We now take the colimit $B={\rm colim}A_i$ and let $f$ be the induced morphism (i.e, if we consider $A_i\subseteq A_{i+1}$ then $B$ is the union and $f$ is inclusion). As each $A_i\to B$ has a left-inverse, (1) shows that the required properties for $B$ are inherited from the individual $A_i$.

(5) Suppose that $A$ satisfies the following: for every $a\in Ax+Ay$ there is a $b\in A$ with $ab=0$ and $K(A/(1-b))$ is proper. Then, the R-algebra $B=A/K(A)$ satisfies the same property, and also $K(B)=0$.

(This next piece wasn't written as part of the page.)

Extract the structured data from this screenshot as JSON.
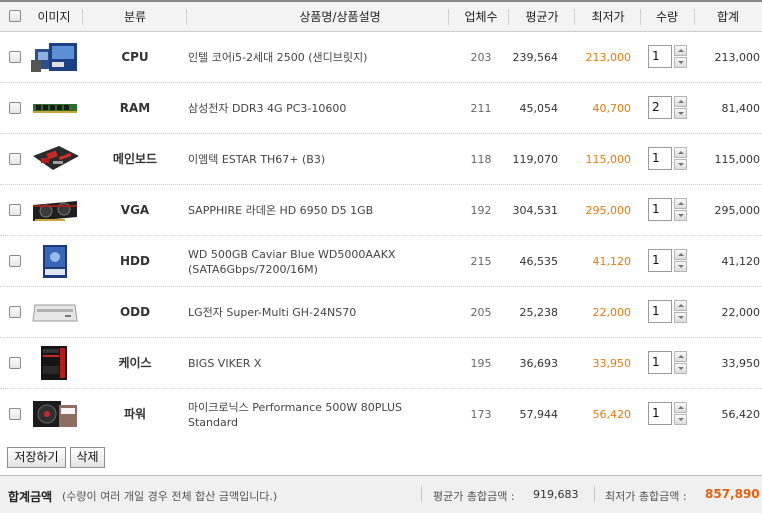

That $K(B)=0$ follows quickly from the definition of $K$. Suppose $a\in Ax+Ay,b\in A$ are such that $ab=0$ and $K(A/(1-b))$ is proper. Set $C=A/(1-b)$, so that $C/K(C)$ is not trivial. By (1), the canonical morphism $A\to C$ maps $K(A)$ into $K(C)$. So, it induces a morphism $B\to C/K(C)$. This takes $1-b$ to zero, so it induces an R-morphism $B/(1-b)\to C/K(C)$. As $K(C/K(C))=0$, (1) implies that $K(B/(1-b))$ maps to zero, so is proper.

(6) If $B$ is the R-algebra constructed in (5), then $I=Bx+By$ contains only zero-divisors but $x,y\in I$ map to regular elements in $R_z$ and $R_{1-z}$ respectively.

For any $a\in I$ there is a $b\in B$ with $ab=0$ and $K(B/(1-b))$ proper. In particular, $(1-b)$ must be a proper ideal, so that $b\not=0$ and $a$ is a zero divisor.

Finally, the property $K(B)=0$ implies that $x$ is regular in $B_z$ and $y$ is regular in $B_{1-z}$.